7 Tanto en Vindicación del ciudadano, como en De la tolerancia, Madrid, Visor, 1999, Carlos Thiebaut distingue muy útilmente entre dos conceptos de tolerancia: tolerancia negativa y tolerancia positiva. En De la tolerancia señala Thiebaut: “La tolerancia positiva es la otra cara de la tolerancia negativa. Ésta nos reclamaba sólo que restringiéramos nuestros iniciales desacuerdos sobre la base de un sistema superior de razones (de razones de estrategias, de razones prudenciales, de razones que expresan la universalidad de la dignidad y la libertad humanas).

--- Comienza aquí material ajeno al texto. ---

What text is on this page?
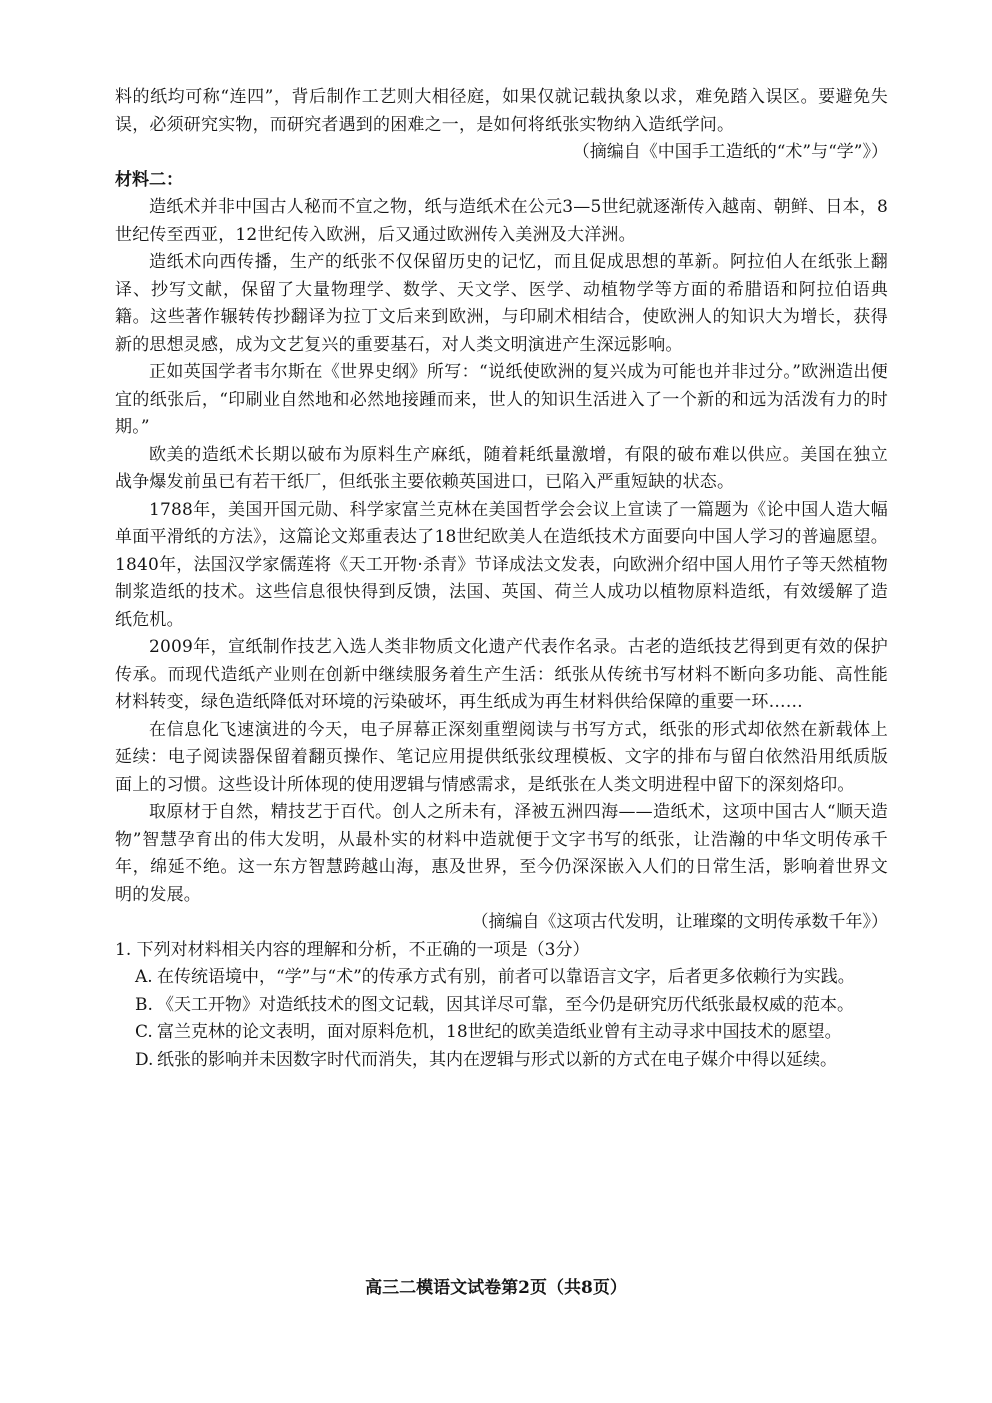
料的纸均可称“连四”，背后制作工艺则大相径庭，如果仅就记载执象以求，难免踏入误区。要避免失误，必须研究实物，而研究者遇到的困难之一，是如何将纸张实物纳入造纸学问。

（摘编自《中国手工造纸的“术”与“学”》）

材料二：

造纸术并非中国古人秘而不宣之物，纸与造纸术在公元3—5世纪就逐渐传入越南、朝鲜、日本，8世纪传至西亚，12世纪传入欧洲，后又通过欧洲传入美洲及大洋洲。

造纸术向西传播，生产的纸张不仅保留历史的记忆，而且促成思想的革新。阿拉伯人在纸张上翻译、抄写文献，保留了大量物理学、数学、天文学、医学、动植物学等方面的希腊语和阿拉伯语典籍。这些著作辗转传抄翻译为拉丁文后来到欧洲，与印刷术相结合，使欧洲人的知识大为增长，获得新的思想灵感，成为文艺复兴的重要基石，对人类文明演进产生深远影响。

正如英国学者韦尔斯在《世界史纲》所写：“说纸使欧洲的复兴成为可能也并非过分。”欧洲造出便宜的纸张后，“印刷业自然地和必然地接踵而来，世人的知识生活进入了一个新的和远为活泼有力的时期。”

欧美的造纸术长期以破布为原料生产麻纸，随着耗纸量激增，有限的破布难以供应。美国在独立战争爆发前虽已有若干纸厂，但纸张主要依赖英国进口，已陷入严重短缺的状态。

1788年，美国开国元勋、科学家富兰克林在美国哲学会会议上宣读了一篇题为《论中国人造大幅单面平滑纸的方法》，这篇论文郑重表达了18世纪欧美人在造纸技术方面要向中国人学习的普遍愿望。1840年，法国汉学家儒莲将《天工开物·杀青》节译成法文发表，向欧洲介绍中国人用竹子等天然植物制浆造纸的技术。这些信息很快得到反馈，法国、英国、荷兰人成功以植物原料造纸，有效缓解了造纸危机。

2009年，宣纸制作技艺入选人类非物质文化遗产代表作名录。古老的造纸技艺得到更有效的保护传承。而现代造纸产业则在创新中继续服务着生产生活：纸张从传统书写材料不断向多功能、高性能材料转变，绿色造纸降低对环境的污染破坏，再生纸成为再生材料供给保障的重要一环……

在信息化飞速演进的今天，电子屏幕正深刻重塑阅读与书写方式，纸张的形式却依然在新载体上延续：电子阅读器保留着翻页操作、笔记应用提供纸张纹理模板、文字的排布与留白依然沿用纸质版面上的习惯。这些设计所体现的使用逻辑与情感需求，是纸张在人类文明进程中留下的深刻烙印。

取原材于自然，精技艺于百代。创人之所未有，泽被五洲四海——造纸术，这项中国古人“顺天造物”智慧孕育出的伟大发明，从最朴实的材料中造就便于文字书写的纸张，让浩瀚的中华文明传承千年，绵延不绝。这一东方智慧跨越山海，惠及世界，至今仍深深嵌入人们的日常生活，影响着世界文明的发展。

（摘编自《这项古代发明，让璀璨的文明传承数千年》）

1. 下列对材料相关内容的理解和分析，不正确的一项是（3分）

A. 在传统语境中，“学”与“术”的传承方式有别，前者可以靠语言文字，后者更多依赖行为实践。
B. 《天工开物》对造纸技术的图文记载，因其详尽可靠，至今仍是研究历代纸张最权威的范本。
C. 富兰克林的论文表明，面对原料危机，18世纪的欧美造纸业曾有主动寻求中国技术的愿望。
D. 纸张的影响并未因数字时代而消失，其内在逻辑与形式以新的方式在电子媒介中得以延续。
高三二模语文试卷第2页（共8页）
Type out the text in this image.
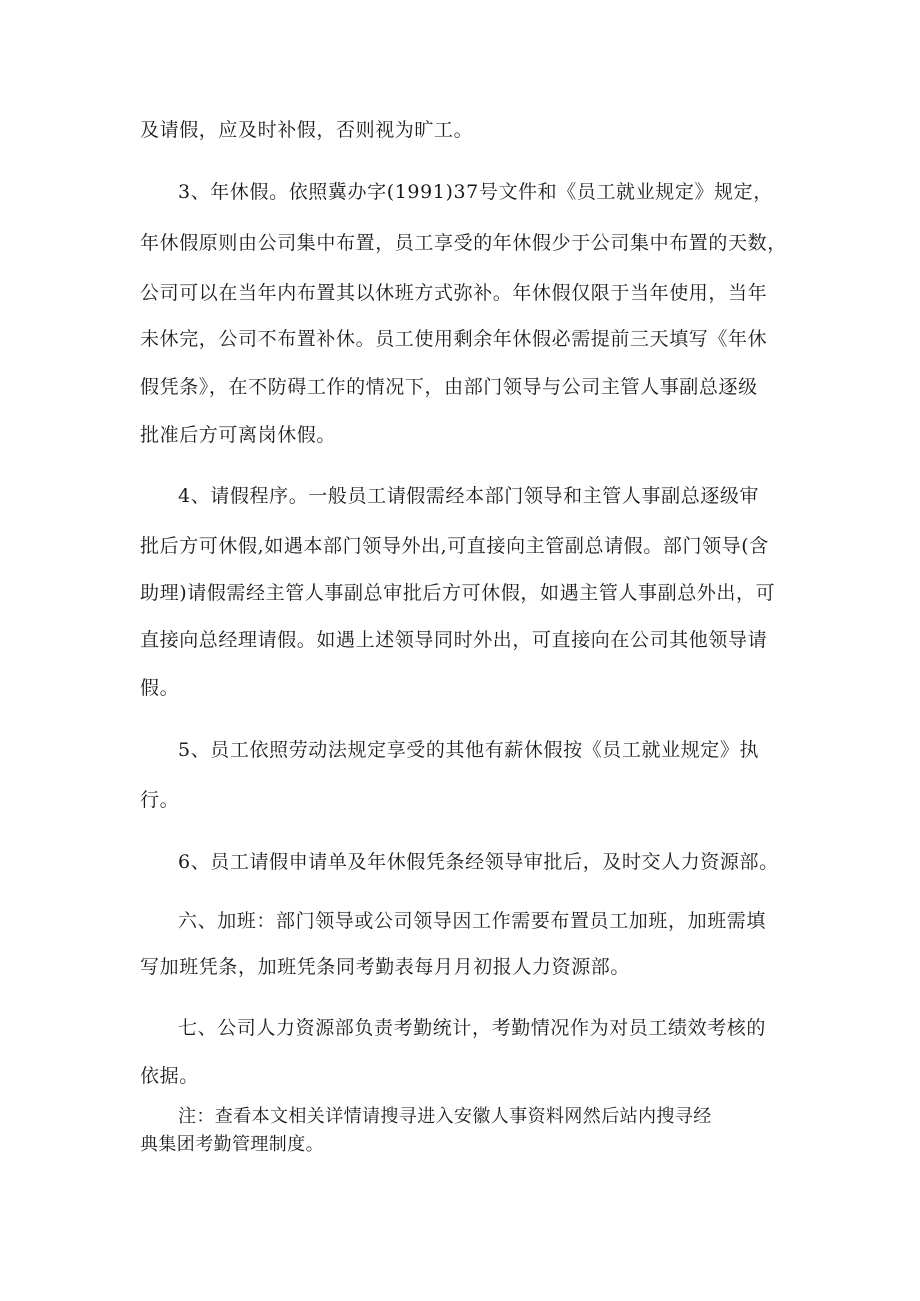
及请假，应及时补假，否则视为旷工。
3、年休假。依照冀办字(1991)37号文件和《员工就业规定》规定，
年休假原则由公司集中布置，员工享受的年休假少于公司集中布置的天数，
公司可以在当年内布置其以休班方式弥补。年休假仅限于当年使用，当年
未休完，公司不布置补休。员工使用剩余年休假必需提前三天填写《年休
假凭条》，在不防碍工作的情况下，由部门领导与公司主管人事副总逐级
批准后方可离岗休假。
4、请假程序。一般员工请假需经本部门领导和主管人事副总逐级审
批后方可休假,如遇本部门领导外出,可直接向主管副总请假。部门领导(含
助理)请假需经主管人事副总审批后方可休假，如遇主管人事副总外出，可
直接向总经理请假。如遇上述领导同时外出，可直接向在公司其他领导请
假。
5、员工依照劳动法规定享受的其他有薪休假按《员工就业规定》执
行。
6、员工请假申请单及年休假凭条经领导审批后，及时交人力资源部。
六、加班：部门领导或公司领导因工作需要布置员工加班，加班需填
写加班凭条，加班凭条同考勤表每月月初报人力资源部。
七、公司人力资源部负责考勤统计，考勤情况作为对员工绩效考核的
依据。
注：查看本文相关详情请搜寻进入安徽人事资料网然后站内搜寻经
典集团考勤管理制度。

Pero comprender las razones de otros y aceptarlas de tal suerte que modifiquen, aunque sea localmente, las propias es darle al otro un lugar en el espacio de nuestras argumentaciones”, p. 68. En esta distinción de ambos conceptos, la expresión que quiero subrayar es “darle al otro un lugar en el espacio de nuestras argumentaciones”. Este “darle al otro un lugar” fija el pasaje decisivo de la tolerancia negativa a la tolerancia positiva o, si se quiere usar otro vocabulario, el de Kant en Hacia la paz perpetua, el pasaje de la tolerancia a la hospitalidad.
8 La risa es una de las expresiones más primitivas del poder de la primera persona: de su capacidad de distanciarse de las otras y de los otros, y de sí misma. Se trata de algo así como un gesto que, por un momento, borra las jerarquías, cuestiona y desafía “arzobispos, doctores, patriarcas, potestades” (para servirme de un verso del Arcipreste de Hita) y abre, de par en par, la puerta a la posibilidad de otros valores, de otras normas: invita a la aventura de otras formas de vida. Con razón, lo mejor de la honestidad española, de Cervantes a Savater, ha vinculado tolerancia y humor.
9 Javier Muguerza ha insistido -¿en exceso?- en el valor del disenso. Cf. su libro Desde la perplejidad, Madrid, Fondo de Cultura Económica, 1990.
10 Cf. Nora Rabotnikof, En busca de un lugar común. El espacio público en la teoría política contemporánea. Universidad Nacional Autónoma de México, Instituto de Investigaciones Filosóficas, 2005.